La concesión del Premio Princesa de Asturias de Comunicación y Humanidades de este año al filósofo Emilio Lledó es probablemente una de las mejores noticias culturales del año porque no sólo se premia a un reconocido intelectual de larga trayectoria en la defensa de la cultura y de la necesidad de su presencia en la sociedad española, sino sobre todo, a uno de los más altos referentes morales y éticos de los últimos cincuenta años. Gracias a sus libros que llevamos más de veinte años leyendo , a sus conferencias que se pueden ver en internet y a sus entrevistas en radios y televisiones, las reflexiones de Lledó, catedrático de Historia de la Filosofía, nos han servido para conocer lo mejor y lo peor de la sociedad que hemos creado, pero también los posibles caminos a seguir para obtener ese derecho a la felicidad que Lledó quiere que consigamos y que supone uno de los pilares de su pensamiento.

Cuenta Juan Cruz en su libro Egos Revueltos ( Tusquets Editores, 2010) que Emilio Lledó era uno de esos profesores que cuando explicaba su asignatura parecía estar hablando desde un mundo en el que era inmensamente feliz. «Era fantástico escucharle, como si nos hiciera volar entre las rocas, y él volaba». Recuerdo que una de las primeras lecturas que hice de Lledó fue su conocido libro El epicureísmo (1984). Fue en una solitaria playa de invierno de principios de los noventa y me pareció que uno de los fines de la vida debía ser tratar de ser feliz y de aprender todo lo posible pero sin tener la necesidad de demostrarlo a los demás. Veía a mi alrededor, en las clases de la Facultad de Derecho, personas con grandes expedientes académicos que no sabían salir de las leyes procesales o del Código Penal y a las que jamás sorprendí con un libro en las manos que no fuera un manual de alguna asignatura.

Frente a la invitación a la desmemoria con que la sociedad contemporánea y de consumo trata de atraparnos en un olvido de nuestra historia colectiva, de los que fuimos y seremos, Lledó reflexiona en su libro El surco del tiempo (Crítica, 1992) acerca de la escritura como un fármaco de la memoria, es decir, como la necesidad de ampliar nuestra consciencia más allá de nuestras vidas y el tiempo en el que se realizan, como si el hombre necesitase recordar cada segundo que le sostiene dando a la memoria el valor que se merece. Pero, ¿qué es la memoria? No sólo una facultad que almacena informaciones, nos dice Lledó, sino también aquello que constituye, crea y estructura la esencia de la historia y por tanto la historia personal de cada uno de nosotros.

En sus libros, Emilio Lledó recupera constantemente la filosofía de los clásicos griegos y nos recuerda que ser sabio en la antigua Grecia significaba superar el horizonte inmediato que la vida nos da, ser capaz de independizarnos del mundo para dominarlo, siendo imprescindible para ello utilizar la capacidad de independencia y de interpretación que la escritura nos otorga. Así, en El silencio de la escritura (1991) regresa una y otra vez al estudio del espíritu humano desde la perspectiva del estudio de la historia, de la tradición escrita y de la memoria en una necesaria búsqueda del lógos.

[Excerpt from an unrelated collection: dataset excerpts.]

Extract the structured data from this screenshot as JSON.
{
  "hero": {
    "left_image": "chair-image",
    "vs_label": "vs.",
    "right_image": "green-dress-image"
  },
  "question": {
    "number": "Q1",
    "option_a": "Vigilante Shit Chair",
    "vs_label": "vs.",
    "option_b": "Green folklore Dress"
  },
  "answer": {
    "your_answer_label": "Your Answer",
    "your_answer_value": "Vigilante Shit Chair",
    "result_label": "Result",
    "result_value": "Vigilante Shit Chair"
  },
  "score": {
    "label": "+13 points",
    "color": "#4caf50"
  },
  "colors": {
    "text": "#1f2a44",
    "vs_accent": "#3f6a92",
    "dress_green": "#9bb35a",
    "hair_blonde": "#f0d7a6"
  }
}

Fue Lledó en su etapa de profesor universitario un rara avis. Recuerda Juan Cruz que en sus exámenes orales preguntaba sobre filosofía pero se podía responder sobre literatura o física porque lo que buscaba Lledó no era alumnos papagayos que recitasen el temario, sino que el alumno demostrase que era capaz de asociar imágenes, palabras y conceptos relacionándolos entre sí. Qué diferente, pensamos nosotros, de esas universidades privadas que se publicitan hablando de las grandes posibilidades de encontrar trabajo si nos matriculamos en ellas, mientras nos muestran fotografías de pistas de pádel. ¿Y la importancia de la ética o la moral? ¿Y la necesidad de señalar la importancia de la cultura?

No puede uno dejar de pensar en la universidad que conoció hace más de veinte años, con aquellos profesores que en numerosos casos dejaban bien claro desde el primer día de clase el hastío que les provocábamos los alumnos y que subrayaban la importancia de saberse el manual de memoria, sin dejar ningún espacio para la reflexión, sin ni siquiera intentarlo. De aquellos años he olvidado casi todas las clases y a casi todos aquellos compañeros y compañeras de curso interesados en terminar cuanto antes sus estudios universitarios sin hacer preguntas. Sin embargo, recuerdo, como si fuera ayer, la lectura en una solitaria playa del libro de Lledó en el que explicaba la filosofía de Epicúreo. Y aunque sabía que la promesa de un futuro mejor se encontraba en las aulas de la facultad en la que repetir de memoria un texto era la solución para todo, aquel invierno de hace más de veinte años yo intuía que la vida se encontraba en las páginas de aquel libro y en aquella playa solitaria, y yo había elegido la vida.